Peter Blood waited a moment, observing him; then he bowed and stepped back.
CHAPTER XII
DON PEDRO SANGRE
The Cinco Llagas and the Encarnacion, after a proper exchange of signals, lay hove to within a quarter of a mile of each other, and across the intervening space of gently heaving, sunlit waters sped a boat from the former, manned by six Spanish seamen and bearing in her stern sheets Don Esteban de Espinosa and Captain Peter Blood.
She also bore two treasure-chests containing fifty thousand pieces of eight. Gold has at all times been considered the best of testimonies of good faith, and Blood was determined that in all respects appearances should be entirely on his side. His followers had accounted this a supererogation of pretence. But Blood’s will in the matter had prevailed. He carried further a bulky package addressed to a grande of Spain, heavily sealed with the arms of Espinosa — another piece of evidence hastily manufactured in the cabin of the Cinco Llagas — and he was spending these last moments in completing his instructions to his young companion.
Don Esteban expressed his last lingering uneasiness:
“But if you should betray yourself?” he cried.
“It will be unfortunate for everybody. I advised your father to say a prayer for our success. I depend upon you to help me more materially.”
“I will do my best. God knows I will do my best,” the boy protested.

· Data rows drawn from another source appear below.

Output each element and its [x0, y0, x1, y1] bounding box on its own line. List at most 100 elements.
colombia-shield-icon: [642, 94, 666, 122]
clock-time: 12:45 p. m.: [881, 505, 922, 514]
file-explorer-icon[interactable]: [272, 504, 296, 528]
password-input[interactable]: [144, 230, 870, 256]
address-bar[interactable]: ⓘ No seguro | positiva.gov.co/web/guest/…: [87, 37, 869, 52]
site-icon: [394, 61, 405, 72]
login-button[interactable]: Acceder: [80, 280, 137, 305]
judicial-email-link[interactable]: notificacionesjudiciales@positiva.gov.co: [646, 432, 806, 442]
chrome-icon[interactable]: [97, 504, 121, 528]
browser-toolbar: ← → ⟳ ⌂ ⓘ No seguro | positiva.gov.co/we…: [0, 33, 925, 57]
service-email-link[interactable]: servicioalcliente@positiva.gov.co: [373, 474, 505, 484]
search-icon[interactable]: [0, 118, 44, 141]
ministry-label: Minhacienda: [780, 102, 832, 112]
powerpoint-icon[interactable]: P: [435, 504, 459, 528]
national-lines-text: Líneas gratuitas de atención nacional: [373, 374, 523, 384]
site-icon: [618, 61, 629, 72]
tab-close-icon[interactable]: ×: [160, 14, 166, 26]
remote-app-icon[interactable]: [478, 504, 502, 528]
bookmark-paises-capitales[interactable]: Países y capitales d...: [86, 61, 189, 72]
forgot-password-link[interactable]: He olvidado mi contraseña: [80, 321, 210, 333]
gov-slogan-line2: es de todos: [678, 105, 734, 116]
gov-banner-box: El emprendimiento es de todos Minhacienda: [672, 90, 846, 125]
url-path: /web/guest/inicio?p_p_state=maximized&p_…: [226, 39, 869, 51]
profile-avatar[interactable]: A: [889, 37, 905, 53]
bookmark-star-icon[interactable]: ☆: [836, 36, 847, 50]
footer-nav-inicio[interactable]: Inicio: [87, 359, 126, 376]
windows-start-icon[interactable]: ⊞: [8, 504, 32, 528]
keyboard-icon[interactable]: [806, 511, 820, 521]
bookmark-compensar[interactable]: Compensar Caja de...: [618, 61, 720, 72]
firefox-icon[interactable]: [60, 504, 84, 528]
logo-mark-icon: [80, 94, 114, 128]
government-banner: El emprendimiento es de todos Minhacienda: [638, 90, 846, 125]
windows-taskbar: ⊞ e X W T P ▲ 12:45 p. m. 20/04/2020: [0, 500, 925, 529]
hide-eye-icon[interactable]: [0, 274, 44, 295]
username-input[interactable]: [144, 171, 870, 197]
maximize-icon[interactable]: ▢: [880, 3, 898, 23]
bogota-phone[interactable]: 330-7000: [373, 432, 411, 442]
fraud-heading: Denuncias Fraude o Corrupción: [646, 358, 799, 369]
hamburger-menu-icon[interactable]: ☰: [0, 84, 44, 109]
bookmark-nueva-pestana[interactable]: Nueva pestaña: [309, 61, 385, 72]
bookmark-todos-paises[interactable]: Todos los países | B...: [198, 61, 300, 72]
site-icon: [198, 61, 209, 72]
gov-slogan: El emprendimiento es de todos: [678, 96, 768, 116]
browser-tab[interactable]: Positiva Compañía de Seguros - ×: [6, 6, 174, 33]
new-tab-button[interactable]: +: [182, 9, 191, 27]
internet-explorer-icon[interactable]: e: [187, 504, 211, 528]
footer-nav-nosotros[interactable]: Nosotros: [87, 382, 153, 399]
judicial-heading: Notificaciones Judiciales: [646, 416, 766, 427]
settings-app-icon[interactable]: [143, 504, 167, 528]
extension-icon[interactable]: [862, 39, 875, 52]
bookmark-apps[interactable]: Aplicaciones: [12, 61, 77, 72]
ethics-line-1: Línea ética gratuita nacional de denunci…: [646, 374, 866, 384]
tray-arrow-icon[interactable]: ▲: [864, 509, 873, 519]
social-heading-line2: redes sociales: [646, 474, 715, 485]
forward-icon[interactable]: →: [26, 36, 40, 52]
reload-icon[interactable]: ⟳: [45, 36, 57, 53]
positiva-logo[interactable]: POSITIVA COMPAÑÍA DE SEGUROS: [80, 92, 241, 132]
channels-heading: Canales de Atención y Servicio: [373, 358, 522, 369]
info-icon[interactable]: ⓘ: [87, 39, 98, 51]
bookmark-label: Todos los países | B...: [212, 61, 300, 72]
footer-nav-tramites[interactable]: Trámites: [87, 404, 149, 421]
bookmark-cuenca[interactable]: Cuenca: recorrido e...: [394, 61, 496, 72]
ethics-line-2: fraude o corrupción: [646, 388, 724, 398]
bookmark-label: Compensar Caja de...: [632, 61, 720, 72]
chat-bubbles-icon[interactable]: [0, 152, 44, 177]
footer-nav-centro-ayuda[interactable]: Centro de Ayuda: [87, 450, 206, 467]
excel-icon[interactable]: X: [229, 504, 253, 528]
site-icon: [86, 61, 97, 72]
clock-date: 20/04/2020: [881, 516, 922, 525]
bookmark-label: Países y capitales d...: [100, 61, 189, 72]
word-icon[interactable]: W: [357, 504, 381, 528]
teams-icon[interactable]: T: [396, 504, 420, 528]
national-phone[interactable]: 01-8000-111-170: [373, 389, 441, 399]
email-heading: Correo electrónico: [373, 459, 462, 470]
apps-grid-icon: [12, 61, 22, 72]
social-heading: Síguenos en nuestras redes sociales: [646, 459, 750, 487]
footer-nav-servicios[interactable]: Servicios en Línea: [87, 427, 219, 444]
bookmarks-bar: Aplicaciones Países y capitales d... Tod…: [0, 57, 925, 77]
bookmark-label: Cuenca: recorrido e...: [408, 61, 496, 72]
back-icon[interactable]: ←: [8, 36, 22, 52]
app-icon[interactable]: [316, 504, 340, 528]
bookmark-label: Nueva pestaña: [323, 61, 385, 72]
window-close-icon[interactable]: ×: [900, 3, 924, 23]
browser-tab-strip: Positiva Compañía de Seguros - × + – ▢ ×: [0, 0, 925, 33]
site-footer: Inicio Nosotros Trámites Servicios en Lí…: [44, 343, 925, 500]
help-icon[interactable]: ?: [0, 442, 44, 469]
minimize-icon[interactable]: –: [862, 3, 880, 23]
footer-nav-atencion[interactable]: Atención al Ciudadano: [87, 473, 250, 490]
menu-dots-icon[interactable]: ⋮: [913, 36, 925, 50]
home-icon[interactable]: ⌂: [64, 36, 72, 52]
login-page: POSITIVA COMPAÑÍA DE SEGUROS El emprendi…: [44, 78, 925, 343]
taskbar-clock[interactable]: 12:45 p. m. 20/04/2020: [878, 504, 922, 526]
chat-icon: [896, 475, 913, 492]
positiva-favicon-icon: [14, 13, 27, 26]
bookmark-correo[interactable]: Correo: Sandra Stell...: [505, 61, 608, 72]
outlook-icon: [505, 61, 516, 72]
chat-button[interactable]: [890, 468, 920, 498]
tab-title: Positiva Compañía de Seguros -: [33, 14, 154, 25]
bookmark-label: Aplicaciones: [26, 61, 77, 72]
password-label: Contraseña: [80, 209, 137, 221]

Blood nodded thoughtfully, and no more was said until they bumped alongside the towering mass of the Encarnadon. Up the ladder went Don Esteban closely followed by Captain Blood. In the waist stood the Admiral himself to receive them, a handsome, self-sufficient man, very tall and stiff, a little older and greyer than Don Diego, whom he closely resembled. He was supported by four officers and a friar in the black and white habit of St. Dominic.
Don Miguel opened his arms to his nephew, whose lingering panic he mistook for pleasurable excitement, and having enfolded him to his bosom turned to greet Don Esteban’s companion.
Peter Blood bowed gracefully, entirely at his ease, so far as might be judged from appearances.
“I am,” he announced, making a literal translation of his name, “Don Pedro Sangre, an unfortunate gentleman of Leon, lately delivered from captivity by Don Esteban’s most gallant father.” And in a few words he sketched the imagined conditions of his capture by, and deliverance from, those accursed heretics who held the island of Barbados. “Benedicamus Domino,” said the friar to his tale.
“Ex hoc nunc et usque in seculum,” replied Blood, the occasional papist, with lowered eyes.
The Admiral and his attending officers gave him a sympathetic hearing and a cordial welcome. Then came the dreaded question.
“But where is my brother? Why has he not come, himself, to greet me?”